Not only does Google own the public AI chatbot, but also Med-Palm since the end of last year. This Medical AI Question Center has recently passed the official US entrance exam for doctors. However, the researchers in Nature concluded that Med-Palm is not a substitute for human physicians at this time.
Med-Palm is an AI robot for medical materials. Specifically trained to pass the Official United States Medical Licensing Examination (USMLE). In the United States, all junior doctors must take this three-part written exam before they can become independent. unlike Google Bard and OpenAI’s most popular ChatGPT, Med-Palm is not available to the public.
Two copies of Med-Palm have taken the USMLE exam with better-than-average results. On average, junior doctors answer 60 percent of multiple-choice questions correctly. Med-Palm had more than 67 percent correct and the enhanced version, Med-Palm 2, had more than 85 percent. However, the second test was conducted without peer review.
Although the AI bot answered the multiple-choice questions correctly more often than not, the researchers disagree In the Nature article The language models on which chatbots are based are more than doctors know. They write that they have high accuracy on medical question-and-answer datasets, but show shortcomings and limitations in the performance of the models compared to clinicians. Even with input prompts, where the user spells out their instructions in several consecutive chat messages, the bots fall short of human expertise.

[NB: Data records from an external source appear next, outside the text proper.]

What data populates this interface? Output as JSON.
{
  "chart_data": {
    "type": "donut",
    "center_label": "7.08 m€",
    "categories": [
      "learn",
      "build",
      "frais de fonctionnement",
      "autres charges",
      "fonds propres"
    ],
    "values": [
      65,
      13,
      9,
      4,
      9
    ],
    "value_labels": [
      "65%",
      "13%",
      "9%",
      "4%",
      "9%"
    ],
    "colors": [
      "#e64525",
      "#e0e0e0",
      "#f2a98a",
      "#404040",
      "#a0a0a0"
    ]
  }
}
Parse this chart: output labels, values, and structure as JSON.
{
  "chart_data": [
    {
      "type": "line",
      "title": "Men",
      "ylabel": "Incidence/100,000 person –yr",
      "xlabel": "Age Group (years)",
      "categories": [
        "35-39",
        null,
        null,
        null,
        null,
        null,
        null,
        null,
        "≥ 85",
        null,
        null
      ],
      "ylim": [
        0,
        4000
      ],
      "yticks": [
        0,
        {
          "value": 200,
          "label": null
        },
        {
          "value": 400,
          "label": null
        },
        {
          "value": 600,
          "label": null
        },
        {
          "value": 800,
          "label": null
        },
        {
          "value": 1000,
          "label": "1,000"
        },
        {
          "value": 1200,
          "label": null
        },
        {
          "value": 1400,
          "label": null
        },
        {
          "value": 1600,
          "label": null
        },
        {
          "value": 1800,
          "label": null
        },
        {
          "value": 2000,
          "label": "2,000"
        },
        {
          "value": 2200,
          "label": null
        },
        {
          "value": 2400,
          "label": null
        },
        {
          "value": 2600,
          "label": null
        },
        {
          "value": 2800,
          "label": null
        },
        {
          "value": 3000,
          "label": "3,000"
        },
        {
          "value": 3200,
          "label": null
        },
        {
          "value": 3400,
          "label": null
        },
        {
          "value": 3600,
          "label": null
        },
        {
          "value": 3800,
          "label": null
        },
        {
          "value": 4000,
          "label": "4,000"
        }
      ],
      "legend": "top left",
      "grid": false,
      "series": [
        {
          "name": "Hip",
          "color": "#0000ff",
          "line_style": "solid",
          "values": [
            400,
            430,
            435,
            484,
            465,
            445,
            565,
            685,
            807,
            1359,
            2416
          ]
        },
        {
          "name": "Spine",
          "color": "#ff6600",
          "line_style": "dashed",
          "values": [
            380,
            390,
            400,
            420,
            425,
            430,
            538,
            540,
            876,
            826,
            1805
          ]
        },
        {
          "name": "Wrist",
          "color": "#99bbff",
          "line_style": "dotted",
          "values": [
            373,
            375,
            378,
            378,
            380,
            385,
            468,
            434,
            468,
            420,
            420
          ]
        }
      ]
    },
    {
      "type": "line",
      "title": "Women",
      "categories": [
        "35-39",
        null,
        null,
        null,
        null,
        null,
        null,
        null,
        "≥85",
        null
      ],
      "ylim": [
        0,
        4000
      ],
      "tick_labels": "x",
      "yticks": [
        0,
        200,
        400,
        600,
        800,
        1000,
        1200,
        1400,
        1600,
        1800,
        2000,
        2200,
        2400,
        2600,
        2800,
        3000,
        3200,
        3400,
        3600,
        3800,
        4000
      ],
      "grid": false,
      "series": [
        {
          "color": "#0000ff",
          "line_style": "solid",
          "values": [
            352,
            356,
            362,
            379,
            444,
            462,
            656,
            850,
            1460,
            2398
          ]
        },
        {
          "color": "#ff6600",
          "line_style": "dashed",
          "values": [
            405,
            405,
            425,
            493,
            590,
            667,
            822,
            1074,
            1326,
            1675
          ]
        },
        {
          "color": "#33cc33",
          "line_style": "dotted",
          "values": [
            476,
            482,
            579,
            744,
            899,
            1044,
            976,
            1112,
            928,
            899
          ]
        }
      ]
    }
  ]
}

The researchers take into account that the performance of the language models underlying Med-Palm, for example, will improve in the future. “Comprehension, knowledge retrieval, and reasoning improve when the model scale and instructional cues are modified, indicating the potential utility of large language models in medicine.”
Last February, OpenAI announced that its ChatGPT chatbot had almost passed the same medical examination. The app took the exam several times and its score varied between more than 52 percent and 75 percent. At the time, the researchers noted that the bot often came up with unconventional, yet clinically correct, answers.
“Thinker. Coffeeaholic. Award-winning gamer. Web trailblazer. Pop culture scholar. Beer guru. Food specialist.”